В сентябре Ира вернулась в Москву. Вид у нее был самый что ни на есть альпинистский: обветренное загорелое лицо, подсушенное солнцем и горами тело. Оказалось, она три раза, как и задумывала, взошла на Эльбрус. Правда, не так, как прежде. Если раньше до восточной вершины добиралась за три с половиной часа, то сейчас — за шесть, а на западную и вообще лезла семь часов, в темпе обычного среднего восходителя.
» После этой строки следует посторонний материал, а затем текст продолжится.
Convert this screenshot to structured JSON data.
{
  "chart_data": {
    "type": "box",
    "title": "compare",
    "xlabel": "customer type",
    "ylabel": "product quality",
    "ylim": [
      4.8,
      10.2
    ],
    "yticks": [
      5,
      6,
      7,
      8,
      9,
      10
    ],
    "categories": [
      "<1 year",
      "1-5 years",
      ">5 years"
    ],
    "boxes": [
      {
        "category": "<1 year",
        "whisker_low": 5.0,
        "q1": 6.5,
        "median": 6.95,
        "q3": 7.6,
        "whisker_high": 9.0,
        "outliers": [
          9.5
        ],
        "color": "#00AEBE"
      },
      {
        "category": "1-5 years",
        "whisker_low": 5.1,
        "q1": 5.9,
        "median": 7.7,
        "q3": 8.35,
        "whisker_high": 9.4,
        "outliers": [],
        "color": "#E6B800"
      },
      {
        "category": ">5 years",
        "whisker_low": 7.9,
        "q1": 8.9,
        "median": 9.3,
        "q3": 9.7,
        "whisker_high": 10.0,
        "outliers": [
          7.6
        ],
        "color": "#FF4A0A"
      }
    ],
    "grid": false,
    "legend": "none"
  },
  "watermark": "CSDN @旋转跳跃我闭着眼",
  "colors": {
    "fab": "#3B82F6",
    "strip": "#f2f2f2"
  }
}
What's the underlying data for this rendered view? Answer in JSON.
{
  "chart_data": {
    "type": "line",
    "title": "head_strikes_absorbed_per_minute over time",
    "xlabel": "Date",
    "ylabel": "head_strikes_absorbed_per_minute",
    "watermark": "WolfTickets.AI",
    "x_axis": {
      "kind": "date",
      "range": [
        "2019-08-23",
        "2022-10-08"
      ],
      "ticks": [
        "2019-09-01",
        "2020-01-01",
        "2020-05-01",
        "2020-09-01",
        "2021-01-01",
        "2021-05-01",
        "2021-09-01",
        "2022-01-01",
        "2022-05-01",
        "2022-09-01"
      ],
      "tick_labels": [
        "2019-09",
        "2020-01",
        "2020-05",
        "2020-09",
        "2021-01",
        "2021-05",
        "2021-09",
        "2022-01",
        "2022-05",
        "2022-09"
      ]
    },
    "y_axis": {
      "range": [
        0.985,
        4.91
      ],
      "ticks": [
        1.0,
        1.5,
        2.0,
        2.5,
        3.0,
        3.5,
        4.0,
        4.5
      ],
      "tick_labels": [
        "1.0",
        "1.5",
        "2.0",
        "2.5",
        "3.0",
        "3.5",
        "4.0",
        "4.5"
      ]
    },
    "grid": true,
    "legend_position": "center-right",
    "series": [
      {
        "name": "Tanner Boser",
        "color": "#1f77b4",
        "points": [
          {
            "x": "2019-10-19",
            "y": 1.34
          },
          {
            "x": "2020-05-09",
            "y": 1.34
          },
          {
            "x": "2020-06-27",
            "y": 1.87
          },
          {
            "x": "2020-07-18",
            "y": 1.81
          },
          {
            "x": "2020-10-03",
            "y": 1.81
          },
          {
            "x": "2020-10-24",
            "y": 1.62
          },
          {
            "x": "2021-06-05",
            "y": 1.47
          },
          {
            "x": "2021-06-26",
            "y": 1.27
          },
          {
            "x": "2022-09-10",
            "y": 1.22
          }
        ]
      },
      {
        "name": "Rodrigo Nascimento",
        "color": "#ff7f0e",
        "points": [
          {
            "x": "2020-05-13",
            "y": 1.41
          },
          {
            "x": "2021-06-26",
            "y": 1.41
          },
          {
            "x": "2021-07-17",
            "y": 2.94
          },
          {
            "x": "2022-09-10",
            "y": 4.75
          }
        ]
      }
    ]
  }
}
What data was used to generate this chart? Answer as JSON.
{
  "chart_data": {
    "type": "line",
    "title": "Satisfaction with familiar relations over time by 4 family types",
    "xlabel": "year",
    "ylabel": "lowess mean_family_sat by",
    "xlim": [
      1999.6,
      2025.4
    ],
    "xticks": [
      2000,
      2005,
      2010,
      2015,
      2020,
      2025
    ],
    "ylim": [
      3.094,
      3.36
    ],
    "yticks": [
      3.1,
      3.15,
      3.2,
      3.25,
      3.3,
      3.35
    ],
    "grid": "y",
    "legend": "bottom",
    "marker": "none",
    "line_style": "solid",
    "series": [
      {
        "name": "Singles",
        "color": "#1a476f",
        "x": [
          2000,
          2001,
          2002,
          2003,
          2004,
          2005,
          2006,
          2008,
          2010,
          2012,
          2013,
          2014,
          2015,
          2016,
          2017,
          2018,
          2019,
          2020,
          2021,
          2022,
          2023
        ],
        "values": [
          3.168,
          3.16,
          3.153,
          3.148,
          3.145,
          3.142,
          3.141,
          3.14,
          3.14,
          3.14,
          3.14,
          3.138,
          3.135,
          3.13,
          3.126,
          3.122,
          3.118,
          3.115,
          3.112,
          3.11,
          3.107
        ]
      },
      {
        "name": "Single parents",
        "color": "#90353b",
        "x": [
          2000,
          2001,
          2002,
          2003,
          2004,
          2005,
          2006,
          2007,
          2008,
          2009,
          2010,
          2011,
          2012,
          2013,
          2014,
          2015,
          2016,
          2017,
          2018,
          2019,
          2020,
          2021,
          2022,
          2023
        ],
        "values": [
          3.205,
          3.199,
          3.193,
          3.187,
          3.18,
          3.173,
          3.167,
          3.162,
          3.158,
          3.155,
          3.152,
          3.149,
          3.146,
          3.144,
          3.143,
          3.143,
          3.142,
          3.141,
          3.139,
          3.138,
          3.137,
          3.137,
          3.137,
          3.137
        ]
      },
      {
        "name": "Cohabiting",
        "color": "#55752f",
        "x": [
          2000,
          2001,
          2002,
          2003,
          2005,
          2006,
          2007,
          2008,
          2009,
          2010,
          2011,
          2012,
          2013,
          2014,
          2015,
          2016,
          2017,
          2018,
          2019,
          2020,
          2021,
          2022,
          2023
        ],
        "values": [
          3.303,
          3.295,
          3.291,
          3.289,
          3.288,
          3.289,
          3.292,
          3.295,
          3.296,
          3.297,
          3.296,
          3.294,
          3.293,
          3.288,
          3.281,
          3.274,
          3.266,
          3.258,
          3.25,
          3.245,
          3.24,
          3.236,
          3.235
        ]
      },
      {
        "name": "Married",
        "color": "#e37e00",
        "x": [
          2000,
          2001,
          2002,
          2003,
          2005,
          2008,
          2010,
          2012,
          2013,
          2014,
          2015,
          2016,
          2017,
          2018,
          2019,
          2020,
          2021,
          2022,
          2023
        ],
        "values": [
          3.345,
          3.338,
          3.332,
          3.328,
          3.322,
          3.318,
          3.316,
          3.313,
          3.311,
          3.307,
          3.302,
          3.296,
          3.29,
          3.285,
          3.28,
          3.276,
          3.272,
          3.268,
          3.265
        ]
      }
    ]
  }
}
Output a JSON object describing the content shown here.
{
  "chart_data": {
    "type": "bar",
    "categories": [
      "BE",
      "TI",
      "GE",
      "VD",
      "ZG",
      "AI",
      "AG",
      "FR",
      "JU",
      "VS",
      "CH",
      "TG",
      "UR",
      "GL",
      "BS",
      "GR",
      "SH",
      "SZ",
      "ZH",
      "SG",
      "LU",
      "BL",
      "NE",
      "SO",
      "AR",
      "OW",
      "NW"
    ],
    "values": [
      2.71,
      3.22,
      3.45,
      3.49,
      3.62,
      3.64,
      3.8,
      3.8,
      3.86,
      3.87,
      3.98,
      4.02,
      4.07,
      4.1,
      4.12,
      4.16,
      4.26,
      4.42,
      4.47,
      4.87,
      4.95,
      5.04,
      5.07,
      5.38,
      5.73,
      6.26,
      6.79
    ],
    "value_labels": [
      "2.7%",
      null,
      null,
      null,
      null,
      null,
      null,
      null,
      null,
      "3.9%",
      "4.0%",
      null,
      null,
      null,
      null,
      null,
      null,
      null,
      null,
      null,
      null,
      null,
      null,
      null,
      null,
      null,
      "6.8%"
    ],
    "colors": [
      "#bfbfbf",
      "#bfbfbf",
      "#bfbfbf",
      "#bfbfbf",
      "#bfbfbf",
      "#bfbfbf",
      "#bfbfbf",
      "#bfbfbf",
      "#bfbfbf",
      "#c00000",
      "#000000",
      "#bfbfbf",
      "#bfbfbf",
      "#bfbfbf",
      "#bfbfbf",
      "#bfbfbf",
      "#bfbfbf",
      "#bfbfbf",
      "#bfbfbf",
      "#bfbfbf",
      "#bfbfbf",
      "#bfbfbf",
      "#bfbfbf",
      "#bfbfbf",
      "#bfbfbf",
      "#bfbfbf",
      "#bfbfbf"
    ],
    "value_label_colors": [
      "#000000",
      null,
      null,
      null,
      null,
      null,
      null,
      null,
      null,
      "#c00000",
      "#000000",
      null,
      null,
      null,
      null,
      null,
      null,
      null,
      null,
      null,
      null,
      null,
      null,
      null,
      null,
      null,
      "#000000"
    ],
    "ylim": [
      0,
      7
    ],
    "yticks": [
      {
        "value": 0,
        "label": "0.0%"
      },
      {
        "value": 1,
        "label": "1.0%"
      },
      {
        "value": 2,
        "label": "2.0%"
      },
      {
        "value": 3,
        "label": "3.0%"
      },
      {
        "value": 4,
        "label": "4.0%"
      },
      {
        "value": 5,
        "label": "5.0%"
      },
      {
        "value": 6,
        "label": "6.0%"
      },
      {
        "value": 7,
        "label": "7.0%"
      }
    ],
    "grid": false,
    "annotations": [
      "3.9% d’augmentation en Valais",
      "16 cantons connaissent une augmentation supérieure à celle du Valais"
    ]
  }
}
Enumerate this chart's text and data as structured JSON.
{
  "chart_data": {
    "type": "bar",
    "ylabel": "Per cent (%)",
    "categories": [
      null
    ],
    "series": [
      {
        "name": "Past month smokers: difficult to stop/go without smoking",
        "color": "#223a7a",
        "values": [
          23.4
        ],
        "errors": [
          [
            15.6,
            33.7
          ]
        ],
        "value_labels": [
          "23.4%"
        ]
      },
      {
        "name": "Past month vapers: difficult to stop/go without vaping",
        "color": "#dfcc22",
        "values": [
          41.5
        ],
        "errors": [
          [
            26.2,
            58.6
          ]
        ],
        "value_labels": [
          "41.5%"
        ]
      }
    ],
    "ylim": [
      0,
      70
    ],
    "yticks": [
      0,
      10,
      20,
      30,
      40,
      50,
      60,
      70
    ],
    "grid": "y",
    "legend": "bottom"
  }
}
Вот что говорит заслуженный врач России Роман Зубов, около пятидесяти лет проработавший со сборными командами страны: «После таких операций, как у Вяленковой, ходить можно, но походка будет как на ходулях, поскольку нет переката с пятки на носок. Ну а то, что она после всего взошла на Эльбрус, близко к подвигу Маресьева. Какие колоссальные нагрузки испытывала она на коленные и голеностопные суставы, даже представить трудно. Это действительно геройский поступок».